The marker tells the story of the cemetery and the community The Colony that settled in the area after the Civil War. The marker stands at the Mount Olive/Bedford Chapel Community Cemetery in White County.

The Arkansas Historical Marker Program was established in 2017 by the division of Arkansas Heritage. The markers commemorate the past by acknowledging the historically significant people, places and events that have shaped our state and confirm the importance of educating the public about these Arkansas treasures.

“Arkansas Historic Preservation Program’s historical marker program creates a visual and lasting tribute to the historically significant people, places and events that have shaped our state,” said Shea Lewis, interim secretary of the Arkansas Department of Parks, Heritage and Tourism.

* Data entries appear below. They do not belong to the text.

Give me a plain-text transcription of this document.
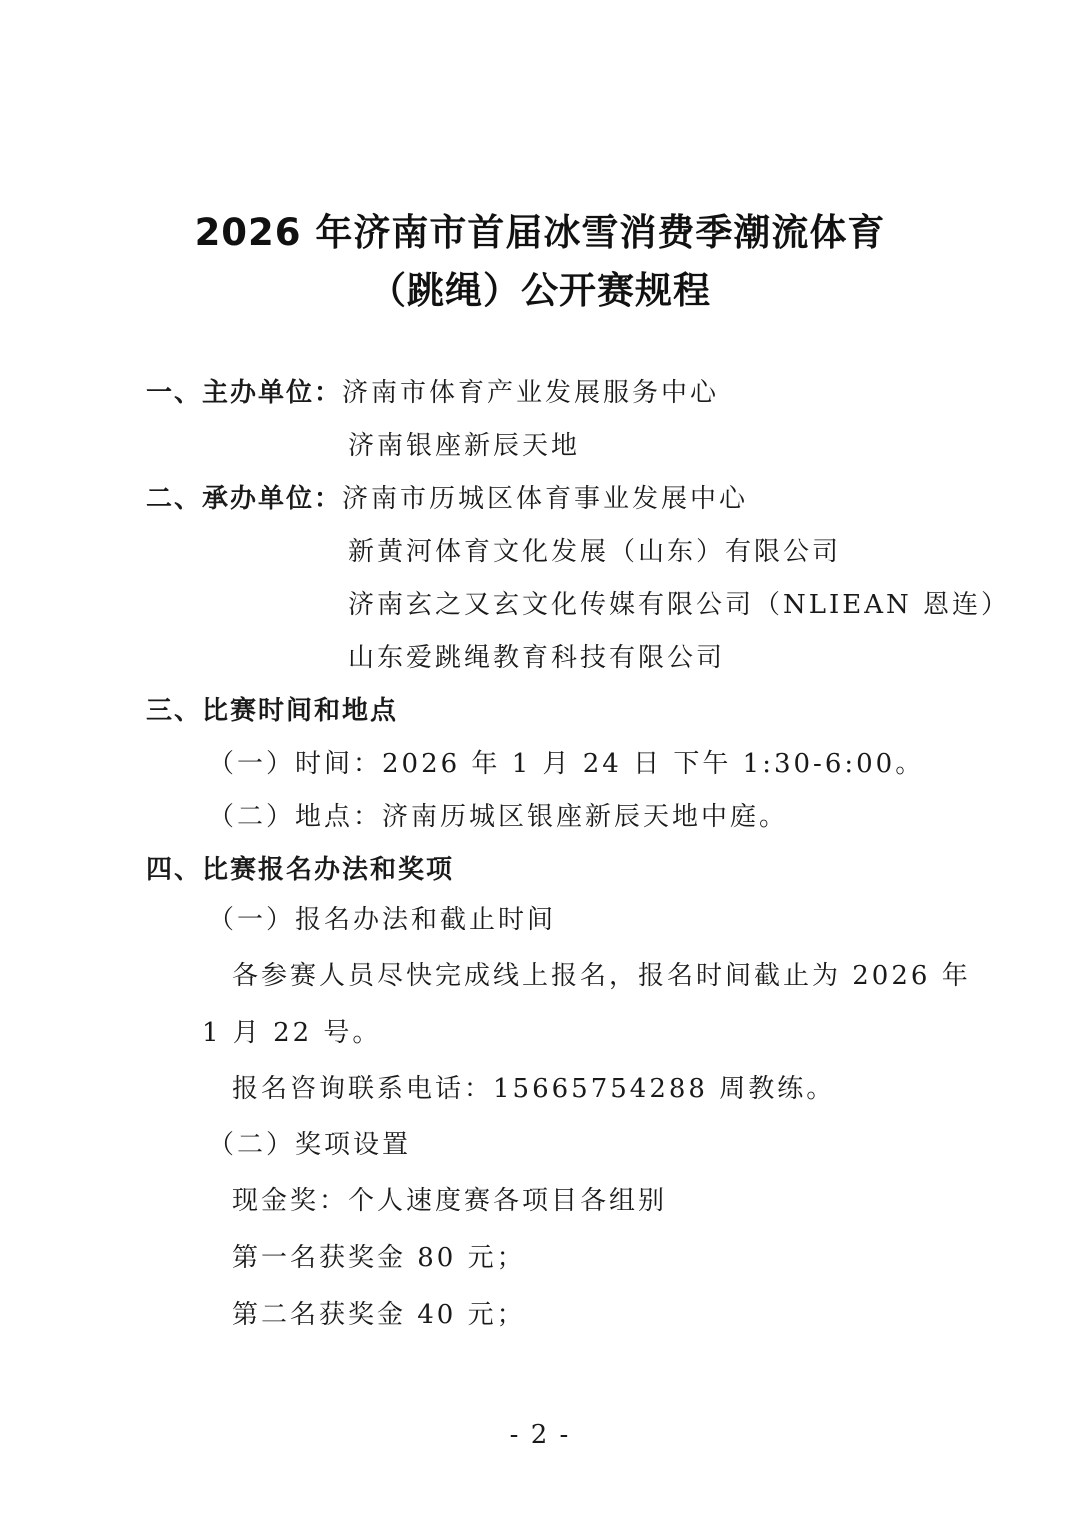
2026 年济南市首届冰雪消费季潮流体育
（跳绳）公开赛规程
一、主办单位：济南市体育产业发展服务中心
济南银座新辰天地
二、承办单位：济南市历城区体育事业发展中心
新黄河体育文化发展（山东）有限公司
济南玄之又玄文化传媒有限公司（NLIEAN 恩连）
山东爱跳绳教育科技有限公司
三、比赛时间和地点
（一）时间：2026 年 1 月 24 日 下午 1:30-6:00。
（二）地点：济南历城区银座新辰天地中庭。
四、比赛报名办法和奖项
（一）报名办法和截止时间
各参赛人员尽快完成线上报名，报名时间截止为 2026 年
1 月 22 号。
报名咨询联系电话：15665754288 周教练。
（二）奖项设置
现金奖：个人速度赛各项目各组别
第一名获奖金 80 元；
第二名获奖金 40 元；
- 2 -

The text on the Mount Olive/Bedford Chapel Cemetery historical marker is as follows:

THE COLONY

After the Civil War, African Americans from across the former Confederacy settled here, in a farming community called The Colony. Many owned their own farms and others were sharecroppers. The community established the Mount Olive Baptist Church in the mid-1870s, which also housed the local school until a schoolhouse was built nearby in the 1890s. About 1880, the Bedford Chapel Colored Methodist Episcopal (CME) Church was founded. When its building burned in the 1950s, many of its members joined the Mount Olive Baptist Church. The Colony thrived though the 1930s, then slowly dwindled as residents sought opportunities elsewhere. Since 1972, descendants have held biennial reunions to celebrate The Colony’s legacy.

MOUNT OLIVE/BEDFORD CHAPEL CEMETERY

The Mount Olive / Bedford Chapel Cemetery and Mount Olive Baptist Church are the last remnants of the African American community called The Colony. The cemetery contains more than 90 burials, marked and unmarked, dating from the early 20th century and continuing into the 21st. Members of both local churches, including early settlers of the community and veterans of both world wars, are buried here. Listed in the National Register of Historic Places in 2019, it is significant due to its association with the story of The Colony and for the fact that many graves exhibit funerary art and customs characteristic of similar rural African American communities.